Ingredienti per 4 persone:
200 g di orzo perlato, risciacquato
1 piccola zucca (600 g circa)
1 grosso finocchio, comprese le barbine
2 cipolle rosse
1 spicchio d’aglio
50 g di noci
20 g di parmigiano o altro formaggio stagionato, a scaglie (facoltativo: omettendo questo ingrediente l’insalata sarà adatta anche a vegani ed intolleranti ai latticini)
Il succo di ½ limone
prezzemolo tritato grossolanamente
4-5 cucchiai di olio extravergine d’oliva
sale e pepe

Preriscaldare il forno a 190°. Sbucciare la zucca, privarla dei semi e dei filamenti interni, ridurla a cubetti di circa 1,5 cm e disporla in una larga pirofila. Unire 2 cucchiai d’olio, sale e pepe e mescolare in modo da insaporire uniformemente la zucca. Infornare per circa 15 minuti.
Mondare e lavare il finocchio conservando le barbine e ridurlo in 6-8 spicchi; sbucciare le cipolle e tagliarle a fettine. Aggiungere le verdure alla zucca insieme allo spicchio d’aglio leggermente schiacciato e completare con un altro cucchiaio d’olio. Cuocere altri 20 minuti, fino a quando le verdure non saranno tenere e cominceranno a caramellare. Infine cospargere con le noci grossolanamente spezzettate e cuocere altri 8-10 minuti. 
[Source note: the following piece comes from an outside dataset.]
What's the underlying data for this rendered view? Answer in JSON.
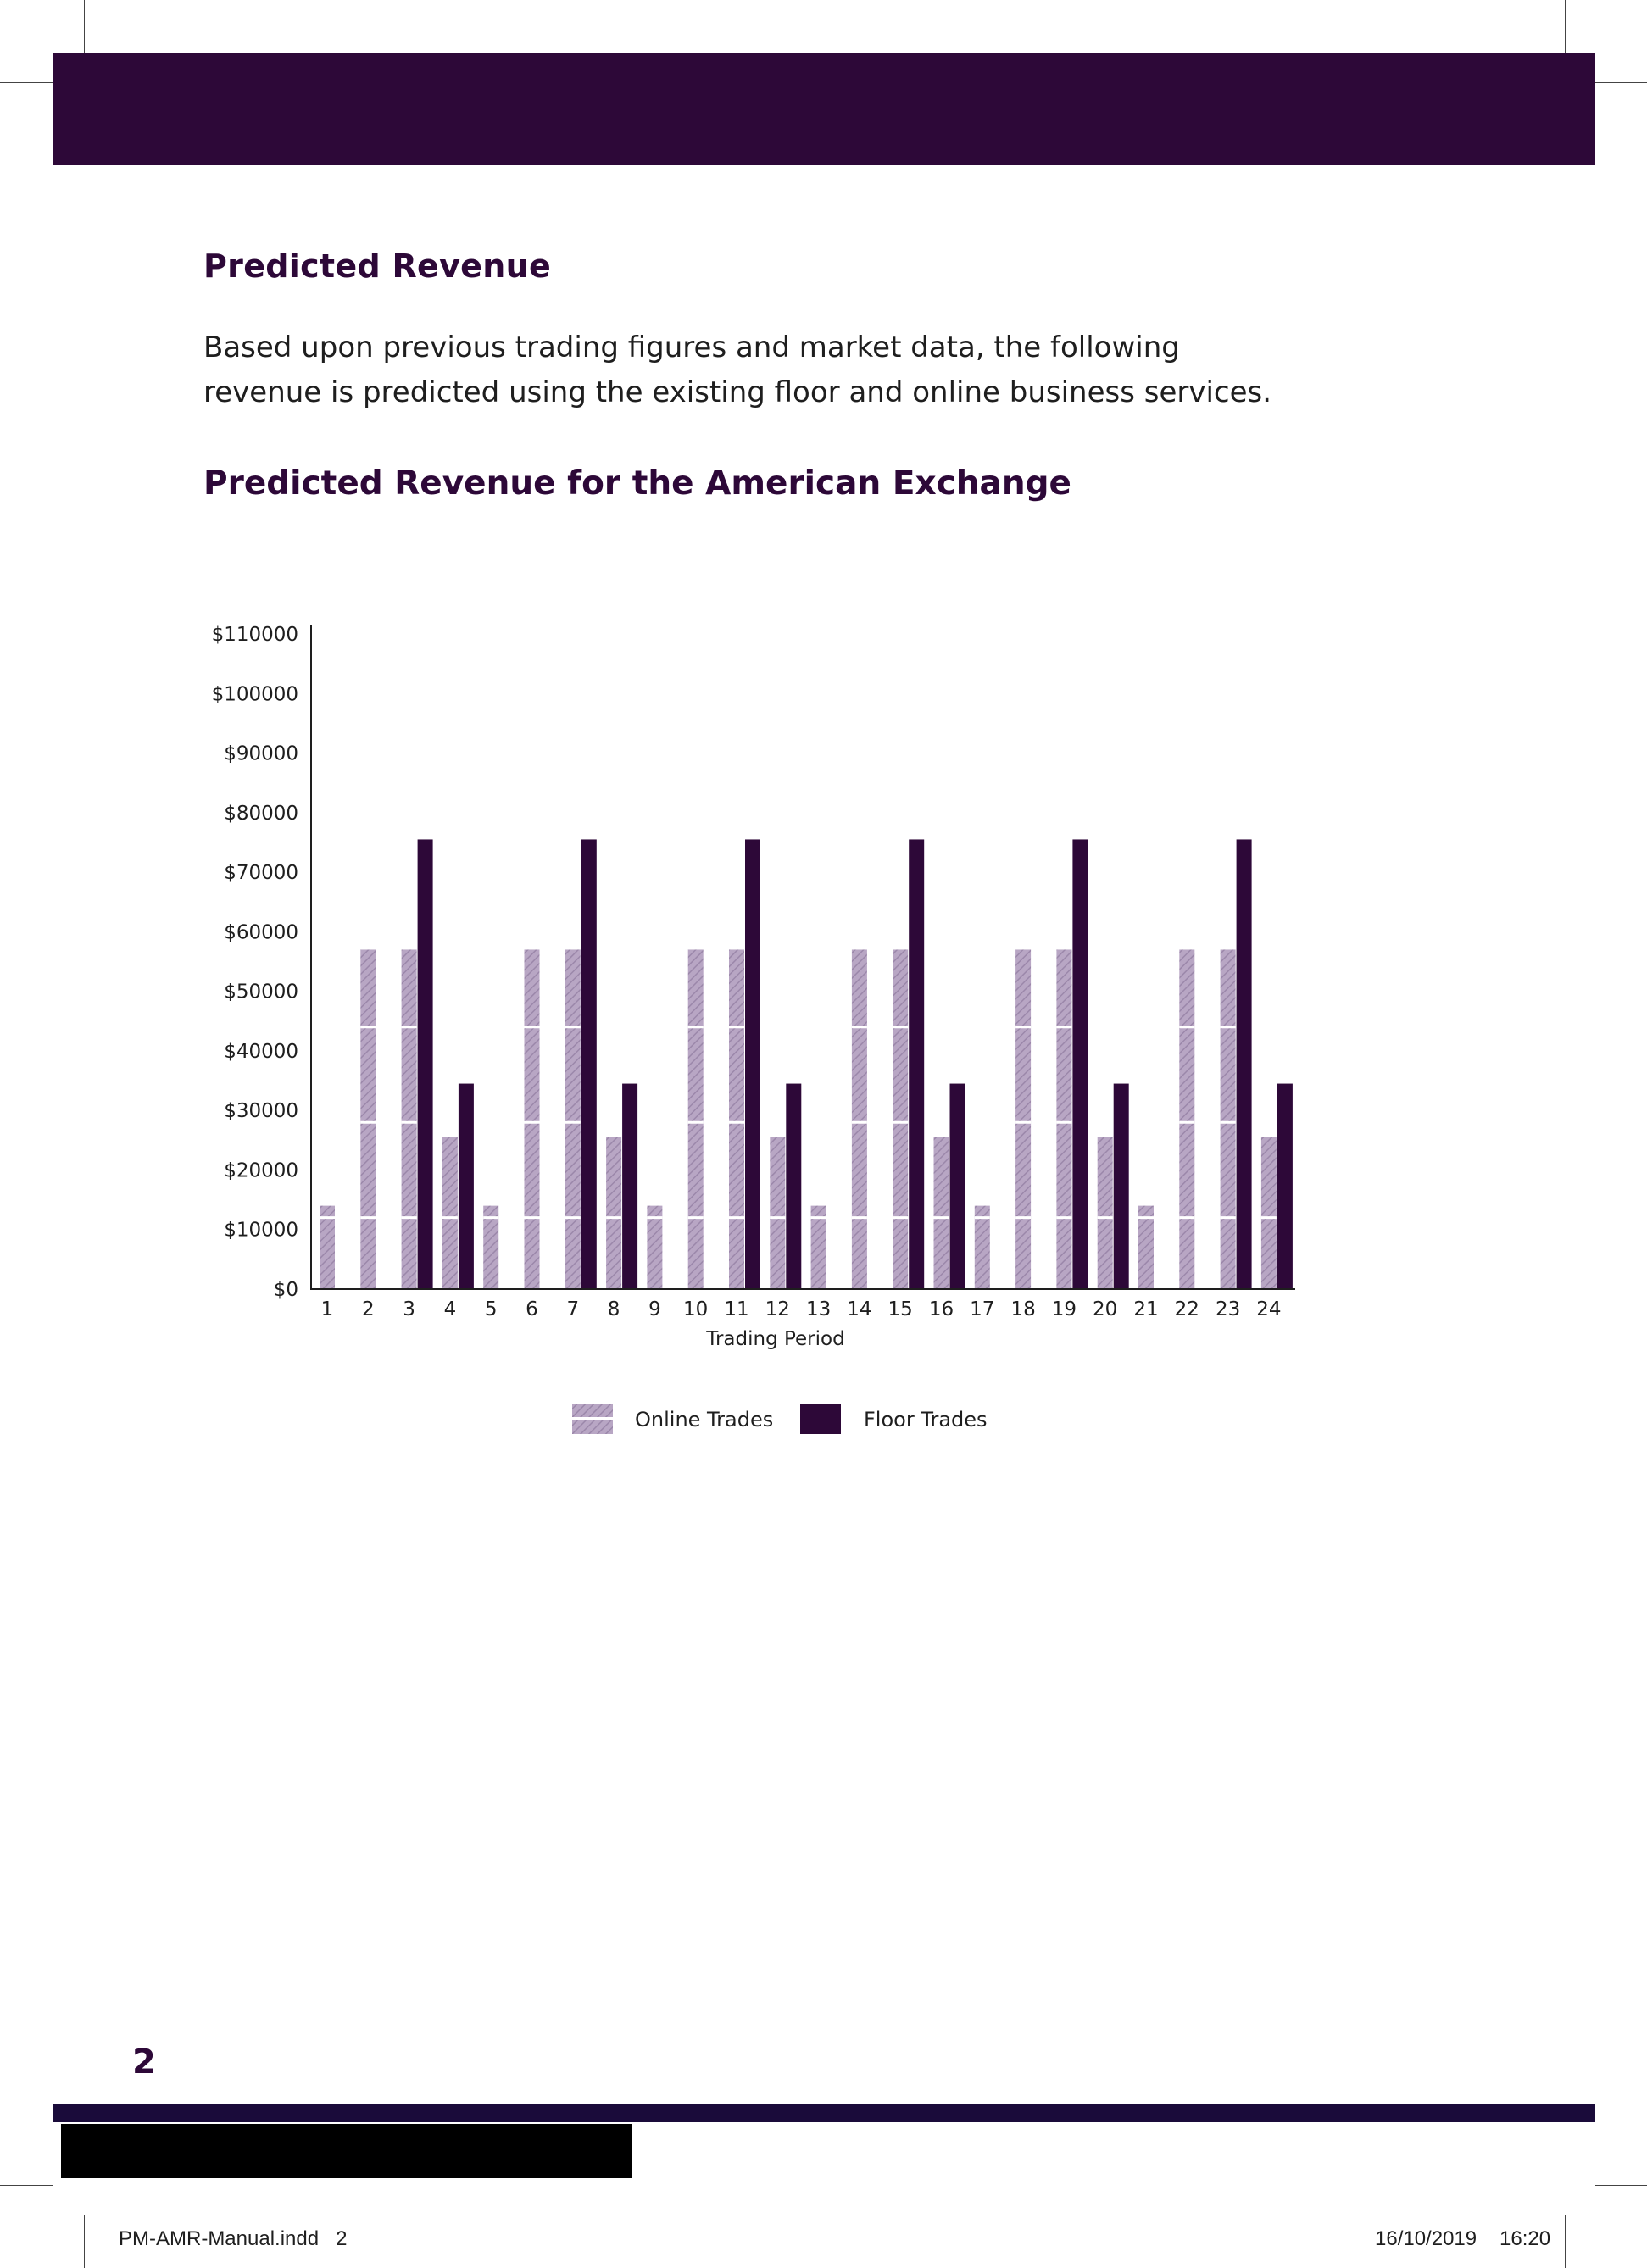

Nel frattempo cuocere l’orzo in acqua bollente salata, lasciandolo leggermente al dente (saranno necessari dai 20 ai 30 minuti). Scolarlo e lasciarlo intiepidire, quindi unirlo alle verdure preparate. Condire con l’olio rimasto, il succo di limone, il formaggio, il prezzemolo e le barbine di finocchio. Aggiustare di sale e pepe e servire tiepido.